Voici ce qu'en dit, Georges Perec, notre observateur, car il s'agit de lui : «Un grand nombre, sinon la plupart, de ces choses ont été décrites, inventoriées, photographiées, racontées ou recensées. Mon propos dans les pages qui suivent a plutôt été de décrire le reste : ce que l'on ne note généralement pas, ce qui ne se remarque pas, ce qui n'a pas d'importance : ce qui se passe quand il ne se passe rien, sinon du temps, des gens, des voitures et des nuages. »

Pour certains, il ne s'agira que d'une suite sans fin de listes, de faits insignifiants de la vie. Mais un regard, une perception humaine - un tantinet photographique - de ces faits de rien du tout, vous en révélera les vibrations, les variations du temps, de la lumière, ces petits détails qui font le charme de la vie quotidienne dans une grande ville.

A l'origine, ce texte parut en 1975. Il est extrait du Pourrissement des sociétés, n° 1/1975 de la Revue Cause commune dirigée par Jean Duvignaud et dont Georges Perec était un des animateurs. Mais un texte de Georges Perec ne devait pas rester inaperçu. Le sortir de l'ombre a été une très bonne chose.

J'ai vraiment bien aimé cette idée d'observations, surtout sous la plume et l’œil toujours en éveil de G. Perec, qui ne peut dans ses notes, s'empêcher de glisser quelques pointes d'humour et jeux de mots – l'Oulipo toujours. Cela donne des petites choses savoureuses comme :

« Passe un homme qui marche le nez en l'air, suivi d'un autre qui regarde par terre »

ou

« il est 18h45
passent des ouatures »

« passe un 63 presque vide
Passe un papa poussant poussette »

Et le lecteur sur cette lancée d’observations, ne pourra s’empêcher d’en faire lui aussi. Il notera entre autres que le vert pomme était très mode à l’automne 1974, que la circulation des bus était, semble-t-il, plus régulière, plus fluide, que les touristes Japonais étaient déjà bien présents dans la capitale.
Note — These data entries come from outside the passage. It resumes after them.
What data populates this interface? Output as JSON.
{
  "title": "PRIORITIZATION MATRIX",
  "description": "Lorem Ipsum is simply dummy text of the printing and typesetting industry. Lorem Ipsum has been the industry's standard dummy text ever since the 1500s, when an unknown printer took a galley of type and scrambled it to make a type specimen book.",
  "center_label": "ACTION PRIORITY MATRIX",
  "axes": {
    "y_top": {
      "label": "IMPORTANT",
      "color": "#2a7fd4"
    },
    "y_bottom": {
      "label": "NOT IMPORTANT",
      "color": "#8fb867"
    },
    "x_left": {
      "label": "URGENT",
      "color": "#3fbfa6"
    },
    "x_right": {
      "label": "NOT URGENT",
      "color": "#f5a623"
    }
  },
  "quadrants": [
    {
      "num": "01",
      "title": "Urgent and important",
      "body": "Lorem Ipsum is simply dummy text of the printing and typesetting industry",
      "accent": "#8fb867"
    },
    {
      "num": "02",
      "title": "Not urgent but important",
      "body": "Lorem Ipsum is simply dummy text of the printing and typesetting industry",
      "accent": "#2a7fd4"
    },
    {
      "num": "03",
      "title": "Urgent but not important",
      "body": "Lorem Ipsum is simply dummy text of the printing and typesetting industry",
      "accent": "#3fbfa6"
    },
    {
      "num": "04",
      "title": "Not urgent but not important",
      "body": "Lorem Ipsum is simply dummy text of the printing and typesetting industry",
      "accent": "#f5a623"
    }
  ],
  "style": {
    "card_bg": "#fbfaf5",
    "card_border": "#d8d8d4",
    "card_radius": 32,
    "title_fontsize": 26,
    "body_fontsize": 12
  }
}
C’est court mais très plaisant. Vraiment une très bonne lecture qui donne bien des idées.

Du même auteur : Un cabinet d'amateur, Quel petit vélo à guidon chromé au fond de la cour ? et L'art et la manière d'aborder son chef de service pour lui demander une augmentation

Dédale

Extrait :

Les scouts quittent Saint-Sulpice en file hindoue.
L'un d'eux qui est venu jusqu'ici téléphoner les rejoint en courant ; il grimpe les escaliers de l'église et les redescend quatre à quatre, portant son sac à dos et le fanion de la patrouille (j'ai quand même une bonne vue)
L'agent de police n° 5976 va et vient dans la rue du Vieux-Colombier. Il offre une certaine ressemblance avec Michael Lonsdale.
Les « Coches Parisiens »
L'homme à la minerve (il était tout à l'heure rue du Vieux Colombier, il est maintenant rue Bonaparte)
Précédé de 91 motards, le mikado passe dans une rolls-royce vert pomme
Cityrama : une Japonaise absorbée dans ses écouteurs
J'entends : « Il est trois heures et quart »
Un homme en imperméable fait de grands gestes
Des Japonais dans un car
Les cloches de Saint-Sulpice se mettent à sonner (ce serait, entends-je, un baptême)
Les oiseaux font un tour de la place
Les deux aubergines de la veille repassent ; elles semblent soucieuses, aujourd'hui
Légère animation dans le café, dans la rue
Un homme qui vient d'acheter un paquet de Winston et un paquet de Gitanes déchire l'enveloppe de cristal (cellophane) du paquet de Winston.
Léger changement de luminosité
Des Japonais dans un car ; ils n'ont pas d'écouteurs ; l'hôtesse est japonaise
Tous les pigeons se posent sur le terre-plein.
Les feux passent au rouge (cela leur arrive souvent)
Des scouts (ce sont les mêmes) repassent devant l'église
Une deux-chevaux vert pomme immatriculée dans l'Eure-et-Loir (28)
Un car. Des Japonais.
Rassemblent de quelques individus devant Saint-Sulpice. J'entrevois en haut des marches un homme qui balaie (est-ce le bedeau ?). Je sais qu'il va y avoir un mariage (par deux consommateurs qui viennent de partir pour, justement, y assister). Une petite fille, encadrée par ses parents (ou par ses kidnappeurs) pleure
Un car (Globus) aux trois quarts vide.